Dans le même contexte, l’agression israélienne a dévoilé l’existence d’une crise structurelle complexe à l’intérieur d’Israël basée sur 3 sources importantes de faiblesse. Premièrement, les limites des compétences des institutions militaires et sécuritaires face à des mouvements de résistance à l’armement limité. Deuxièmement, l’hégémonie des conflits politiques et religieux intérieurs a mené à des équilibres politiques fragiles. Troisièmement, le processus de prise de décision politique et militaire est soumis à ces conflits, ce qui s’est reflété sur l’efficacité du recours politique à la force militaire. Tout ceci nous mène à une déduction importante : la force militaire en soi ne garantit ni la réalisation de la sécurité, ni les objectifs politiques de l’Etat. Il est plutôt question de la nature de la décision politique liée au recours à la force militaire et à la capacité de la direction politique à exploiter cette force.

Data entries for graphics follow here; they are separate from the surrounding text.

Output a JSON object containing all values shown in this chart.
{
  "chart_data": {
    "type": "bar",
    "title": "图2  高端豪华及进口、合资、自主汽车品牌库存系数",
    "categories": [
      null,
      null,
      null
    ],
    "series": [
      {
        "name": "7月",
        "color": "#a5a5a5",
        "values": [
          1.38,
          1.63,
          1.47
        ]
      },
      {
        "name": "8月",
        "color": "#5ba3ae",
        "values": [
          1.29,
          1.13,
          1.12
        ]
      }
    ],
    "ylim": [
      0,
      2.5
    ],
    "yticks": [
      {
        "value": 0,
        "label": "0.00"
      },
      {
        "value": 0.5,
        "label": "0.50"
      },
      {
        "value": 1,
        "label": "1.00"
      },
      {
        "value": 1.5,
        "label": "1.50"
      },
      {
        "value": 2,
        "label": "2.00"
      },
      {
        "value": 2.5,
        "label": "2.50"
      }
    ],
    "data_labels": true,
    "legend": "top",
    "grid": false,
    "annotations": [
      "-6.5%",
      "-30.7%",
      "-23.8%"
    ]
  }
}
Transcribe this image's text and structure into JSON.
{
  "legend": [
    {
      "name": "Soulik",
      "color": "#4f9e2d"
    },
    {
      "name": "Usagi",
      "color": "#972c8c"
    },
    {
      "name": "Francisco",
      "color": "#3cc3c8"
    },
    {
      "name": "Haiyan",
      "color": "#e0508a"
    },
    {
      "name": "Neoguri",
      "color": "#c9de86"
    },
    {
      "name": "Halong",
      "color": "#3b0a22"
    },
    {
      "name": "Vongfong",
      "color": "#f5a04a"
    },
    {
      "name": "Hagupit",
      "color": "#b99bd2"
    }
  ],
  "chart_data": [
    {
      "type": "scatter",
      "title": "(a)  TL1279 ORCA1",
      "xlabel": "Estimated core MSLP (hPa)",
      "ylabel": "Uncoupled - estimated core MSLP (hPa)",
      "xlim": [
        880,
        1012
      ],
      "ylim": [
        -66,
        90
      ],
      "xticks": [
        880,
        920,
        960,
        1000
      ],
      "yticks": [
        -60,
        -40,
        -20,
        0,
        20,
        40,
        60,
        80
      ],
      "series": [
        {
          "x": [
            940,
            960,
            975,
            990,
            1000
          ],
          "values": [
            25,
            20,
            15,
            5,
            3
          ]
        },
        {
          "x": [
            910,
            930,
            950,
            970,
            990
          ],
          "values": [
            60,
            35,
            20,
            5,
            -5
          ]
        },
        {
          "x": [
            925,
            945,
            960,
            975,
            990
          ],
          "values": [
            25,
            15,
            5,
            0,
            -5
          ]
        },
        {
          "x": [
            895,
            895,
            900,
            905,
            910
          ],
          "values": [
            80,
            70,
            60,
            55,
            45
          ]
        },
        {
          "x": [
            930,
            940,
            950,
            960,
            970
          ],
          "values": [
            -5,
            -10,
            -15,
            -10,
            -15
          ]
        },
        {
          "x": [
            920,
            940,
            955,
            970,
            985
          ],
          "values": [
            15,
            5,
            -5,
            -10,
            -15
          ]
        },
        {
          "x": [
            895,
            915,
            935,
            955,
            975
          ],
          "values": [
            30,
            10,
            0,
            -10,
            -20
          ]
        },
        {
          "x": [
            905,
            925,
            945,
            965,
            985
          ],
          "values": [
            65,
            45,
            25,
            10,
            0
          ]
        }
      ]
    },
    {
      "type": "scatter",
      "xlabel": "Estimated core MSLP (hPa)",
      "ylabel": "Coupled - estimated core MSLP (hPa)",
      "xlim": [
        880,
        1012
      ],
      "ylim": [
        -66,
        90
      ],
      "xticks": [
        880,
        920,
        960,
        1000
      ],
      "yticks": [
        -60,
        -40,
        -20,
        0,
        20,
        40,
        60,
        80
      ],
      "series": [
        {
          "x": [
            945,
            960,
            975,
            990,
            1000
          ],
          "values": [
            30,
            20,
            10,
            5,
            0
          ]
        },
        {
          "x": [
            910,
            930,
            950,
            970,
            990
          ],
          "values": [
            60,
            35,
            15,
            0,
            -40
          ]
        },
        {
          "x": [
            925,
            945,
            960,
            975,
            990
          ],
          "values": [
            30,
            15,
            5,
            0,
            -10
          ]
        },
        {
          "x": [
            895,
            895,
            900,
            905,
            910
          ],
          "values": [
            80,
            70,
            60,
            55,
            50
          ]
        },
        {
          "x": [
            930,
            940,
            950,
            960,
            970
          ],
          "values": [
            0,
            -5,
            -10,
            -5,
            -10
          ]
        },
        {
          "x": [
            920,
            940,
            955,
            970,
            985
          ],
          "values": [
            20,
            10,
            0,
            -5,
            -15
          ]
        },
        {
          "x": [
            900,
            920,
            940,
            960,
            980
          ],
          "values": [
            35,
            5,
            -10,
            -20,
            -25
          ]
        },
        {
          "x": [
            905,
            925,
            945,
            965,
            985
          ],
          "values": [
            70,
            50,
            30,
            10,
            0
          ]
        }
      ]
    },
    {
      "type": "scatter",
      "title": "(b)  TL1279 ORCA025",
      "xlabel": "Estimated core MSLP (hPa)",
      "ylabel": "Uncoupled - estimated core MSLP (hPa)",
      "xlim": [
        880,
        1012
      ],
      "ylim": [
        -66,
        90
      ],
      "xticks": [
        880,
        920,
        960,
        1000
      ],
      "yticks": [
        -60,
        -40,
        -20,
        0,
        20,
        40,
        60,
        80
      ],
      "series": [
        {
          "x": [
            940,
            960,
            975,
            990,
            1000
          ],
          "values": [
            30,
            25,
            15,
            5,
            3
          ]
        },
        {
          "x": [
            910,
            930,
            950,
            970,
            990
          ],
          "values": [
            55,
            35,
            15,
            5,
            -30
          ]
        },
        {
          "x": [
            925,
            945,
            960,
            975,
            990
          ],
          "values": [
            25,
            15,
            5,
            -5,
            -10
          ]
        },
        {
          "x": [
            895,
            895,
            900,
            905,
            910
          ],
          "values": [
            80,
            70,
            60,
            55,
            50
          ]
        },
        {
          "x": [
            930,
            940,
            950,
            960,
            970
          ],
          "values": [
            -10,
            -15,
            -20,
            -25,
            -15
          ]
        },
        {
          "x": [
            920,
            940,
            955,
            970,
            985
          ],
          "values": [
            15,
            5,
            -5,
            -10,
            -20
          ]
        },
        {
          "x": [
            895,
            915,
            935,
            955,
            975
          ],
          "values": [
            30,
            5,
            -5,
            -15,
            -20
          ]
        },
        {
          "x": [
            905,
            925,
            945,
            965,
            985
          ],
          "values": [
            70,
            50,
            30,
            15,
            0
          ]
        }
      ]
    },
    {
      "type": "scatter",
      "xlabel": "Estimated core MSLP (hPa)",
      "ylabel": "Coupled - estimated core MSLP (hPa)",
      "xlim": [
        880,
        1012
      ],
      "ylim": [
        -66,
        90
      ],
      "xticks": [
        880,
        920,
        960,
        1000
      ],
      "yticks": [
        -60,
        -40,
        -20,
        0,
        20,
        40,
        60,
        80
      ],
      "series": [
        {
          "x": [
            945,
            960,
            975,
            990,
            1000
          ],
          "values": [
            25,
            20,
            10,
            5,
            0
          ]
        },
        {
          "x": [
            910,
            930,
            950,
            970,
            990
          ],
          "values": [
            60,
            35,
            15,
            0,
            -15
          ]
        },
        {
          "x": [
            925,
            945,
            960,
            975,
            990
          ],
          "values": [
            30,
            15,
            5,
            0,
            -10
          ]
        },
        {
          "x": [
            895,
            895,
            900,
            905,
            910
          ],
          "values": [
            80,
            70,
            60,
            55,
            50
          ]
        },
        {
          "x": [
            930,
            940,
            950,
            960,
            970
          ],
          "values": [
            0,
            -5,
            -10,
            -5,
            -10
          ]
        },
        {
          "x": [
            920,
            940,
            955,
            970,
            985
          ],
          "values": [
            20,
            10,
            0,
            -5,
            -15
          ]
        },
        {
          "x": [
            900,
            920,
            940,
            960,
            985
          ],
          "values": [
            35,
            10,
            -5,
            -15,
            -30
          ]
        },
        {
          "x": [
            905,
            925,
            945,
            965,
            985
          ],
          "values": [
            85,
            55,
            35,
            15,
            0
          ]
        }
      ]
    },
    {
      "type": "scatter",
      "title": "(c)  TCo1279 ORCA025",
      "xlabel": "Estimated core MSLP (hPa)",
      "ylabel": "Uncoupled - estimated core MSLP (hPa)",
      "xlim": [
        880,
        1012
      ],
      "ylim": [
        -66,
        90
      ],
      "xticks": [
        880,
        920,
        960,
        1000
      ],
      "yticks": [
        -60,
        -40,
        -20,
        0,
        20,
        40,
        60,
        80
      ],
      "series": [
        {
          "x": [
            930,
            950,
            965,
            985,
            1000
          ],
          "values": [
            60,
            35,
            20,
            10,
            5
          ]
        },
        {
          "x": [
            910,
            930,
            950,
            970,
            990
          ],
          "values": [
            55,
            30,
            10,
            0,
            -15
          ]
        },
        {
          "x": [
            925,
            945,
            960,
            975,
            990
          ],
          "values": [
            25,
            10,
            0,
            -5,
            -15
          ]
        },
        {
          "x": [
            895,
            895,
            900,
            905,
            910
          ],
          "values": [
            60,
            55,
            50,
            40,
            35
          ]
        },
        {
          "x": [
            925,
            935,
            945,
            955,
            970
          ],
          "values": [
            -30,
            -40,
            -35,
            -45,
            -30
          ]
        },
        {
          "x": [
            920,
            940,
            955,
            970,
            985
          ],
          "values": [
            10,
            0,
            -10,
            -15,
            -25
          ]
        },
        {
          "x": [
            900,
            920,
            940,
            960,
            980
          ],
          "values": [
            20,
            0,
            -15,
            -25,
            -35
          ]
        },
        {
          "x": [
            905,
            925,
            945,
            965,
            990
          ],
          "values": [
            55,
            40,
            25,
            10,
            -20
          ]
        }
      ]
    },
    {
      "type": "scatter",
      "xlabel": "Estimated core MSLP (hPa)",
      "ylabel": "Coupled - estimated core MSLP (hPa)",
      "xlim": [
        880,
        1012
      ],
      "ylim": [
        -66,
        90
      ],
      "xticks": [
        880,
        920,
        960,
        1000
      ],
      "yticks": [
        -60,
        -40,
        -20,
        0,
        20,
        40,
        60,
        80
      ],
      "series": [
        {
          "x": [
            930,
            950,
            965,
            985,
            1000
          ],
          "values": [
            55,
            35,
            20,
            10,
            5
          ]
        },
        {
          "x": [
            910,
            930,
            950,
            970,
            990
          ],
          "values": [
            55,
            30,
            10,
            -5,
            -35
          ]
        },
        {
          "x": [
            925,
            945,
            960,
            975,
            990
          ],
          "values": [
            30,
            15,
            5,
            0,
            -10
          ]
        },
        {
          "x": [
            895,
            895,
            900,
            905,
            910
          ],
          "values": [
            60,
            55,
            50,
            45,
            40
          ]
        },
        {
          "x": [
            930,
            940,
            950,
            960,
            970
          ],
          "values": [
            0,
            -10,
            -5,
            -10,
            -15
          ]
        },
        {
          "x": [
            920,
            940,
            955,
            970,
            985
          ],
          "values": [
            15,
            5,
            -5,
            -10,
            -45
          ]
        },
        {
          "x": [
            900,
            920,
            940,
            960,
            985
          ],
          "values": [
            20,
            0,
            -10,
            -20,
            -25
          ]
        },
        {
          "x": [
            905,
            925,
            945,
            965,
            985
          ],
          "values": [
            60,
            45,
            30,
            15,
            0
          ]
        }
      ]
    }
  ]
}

Par contre, l’Egypte a présenté un modèle différent de la capacité à réaliser de grands objectifs politiques sans avoir recours à la force militaire et sans que ceci nie son exploitation de façon bien calculée et précise dans la gestion de la crise. Le premier succès égyptien est d’avoir réussi à faire échouer le plan israélien de liquidation de la cause palestinienne à travers le déplacement forcé des habitants de Gaza vers le Sinaï. Au contraire, la position égyptienne a contribué à former une conscience chez les nouvelles générations palestiniennes sur l’importance de tenir à leur terre et le danger d’accepter le déplacement, malgré la difficulté de la situation dans la bande de Gaza et les coûts matériaux et humains énormes que ces générations ont payés à cause de l’agression israélienne. En plus, la diplomatie égyptienne a réussi à construire une conviction internationale sur le danger de négliger la cause palestinienne. Le plus important est que l’Egypte a réussi à créer un accord international sur le moyen de traiter la cause palestinienne. Au lieu d’inciter à la tenue de négociations qui devaient aboutir à l’instauration de l’Etat palestinien, l’Egypte a proposé d’abord la reconnaissance de l’Etat palestinien à l’Onu, puis la tenue de négociations sur les autres questions. L’approche égyptienne est basée sur une lecture précise de l’expérience des Accords d’Oslo de 1993 sans réaliser l’objectif le plus important d’instaurer un Etat palestinien.

L’Egypte a également réussi à réaliser un 3e objectif, qui est de contrer des menaces à la sécurité nationale, grâce à l’exploitation bien calculée de ses capacités militaires dans un contexte politique plus large. Elle a réussi à prouver son rôle en tant que force de paix dans la région. Malgré l’alliance entre Israël et les Etats-Unis et l’évolution des relations entre Israël et certaines puissances dans la région pendant les dernières années, la crise actuelle a prouvé que le rôle de l’Egypte en tant que médiateur ou parrain des négociations de cessez-le-feu ne peut être dépassé. Et ce, pour plusieurs raisons : son poids politique et diplomatique, ses relations avec les parties en conflit, en plus des considérations géopolitiques.

Alors qu’Israël sortira de la crise avec des dégâts évidents (une image ternie au niveau international, l’échec à réaliser les objectifs de la guerre, etc.), l’Egypte aura des succès sûrs (protection de la cause palestinienne, rapprochement de la position internationale sur le conflit palestino-israélien, protection de la sécurité nationale). Tous ces objectifs ont été réalisés sans avoir recours à la force militaire et sans implication directe dans la guerre, et donc sans assumer des coûts militaires et économiques directs.